By Eric Onstad
LONDON – Engelhart Commodities plans to expand trading in fossil fuel markets, whose prices have spiked, often spurred by lack of investment by players constrained by green guidelines, its chief executive said.
The sharp recent gains in gas and coal prices are market signals that more investment is needed until renewable energy can take their place, CEO Huw Jenkins told Reuters in an interview.
Engelhart supports the global energy transition to low carbon energy, but that change cannot happen overnight, he said.

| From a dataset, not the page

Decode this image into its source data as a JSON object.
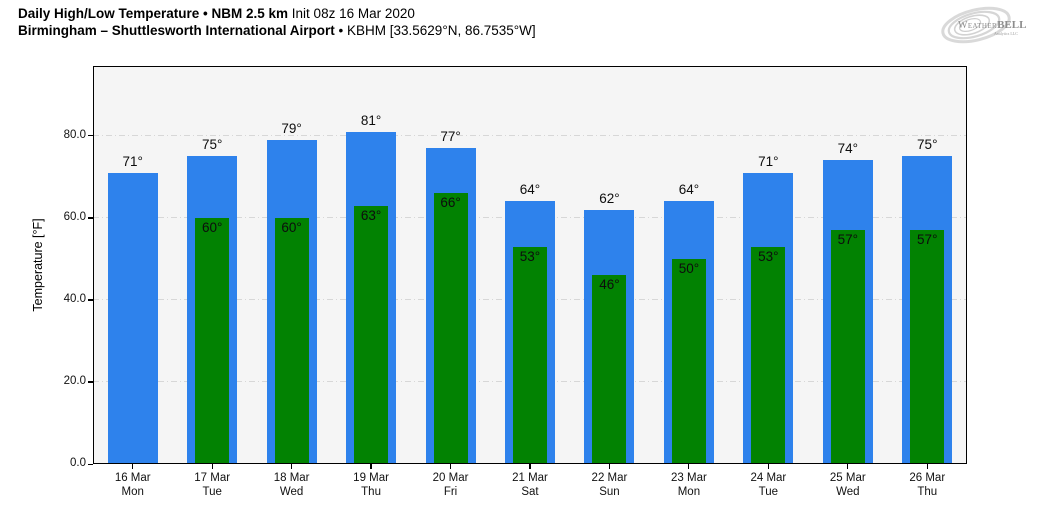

“Even when there are price signals indicating that you should be investing to expand supply of fossil fuels, the reticence of financial investors … is actually meaning that the price signal isn’t working,” he said.
“When people should be expanding production, their ability to do so is being impacted by the fact that it could have an adverse impact on their valuations.”
Engelhart is a private company owned by partners, including Jenkins, having been spun off from Brazilian bank BTG Pactual in 2016.
The business, worth $500 million in equity capital, is back on track after a major restructuring and slimming down, growing by 15% last year, Jenkins added.
Engelhart was founded as a physical commodity trader, but it lacked scale in nearly all markets, so from 2017-18 it scrapped all of its physical businesses except trading Brazilian soybeans, corn and sugar.
Headcount tumbled from around 700 to about 250 and the group now focuses on financial commodity trading, mainly in energy, but also in metals and agricultural markets.
“An area of significant investment for us over the next couple of years will be in power and gas, in oil, and indeed, in coal, from a financial trading point of view,” he said.
The firm’s success has been largely due to building up a sophisticated research operation that uses data to seek out opportunities, Jenkins said.
“We think our job is to … to capture those relative price inefficiencies across the universe of liquid commodity contracts.”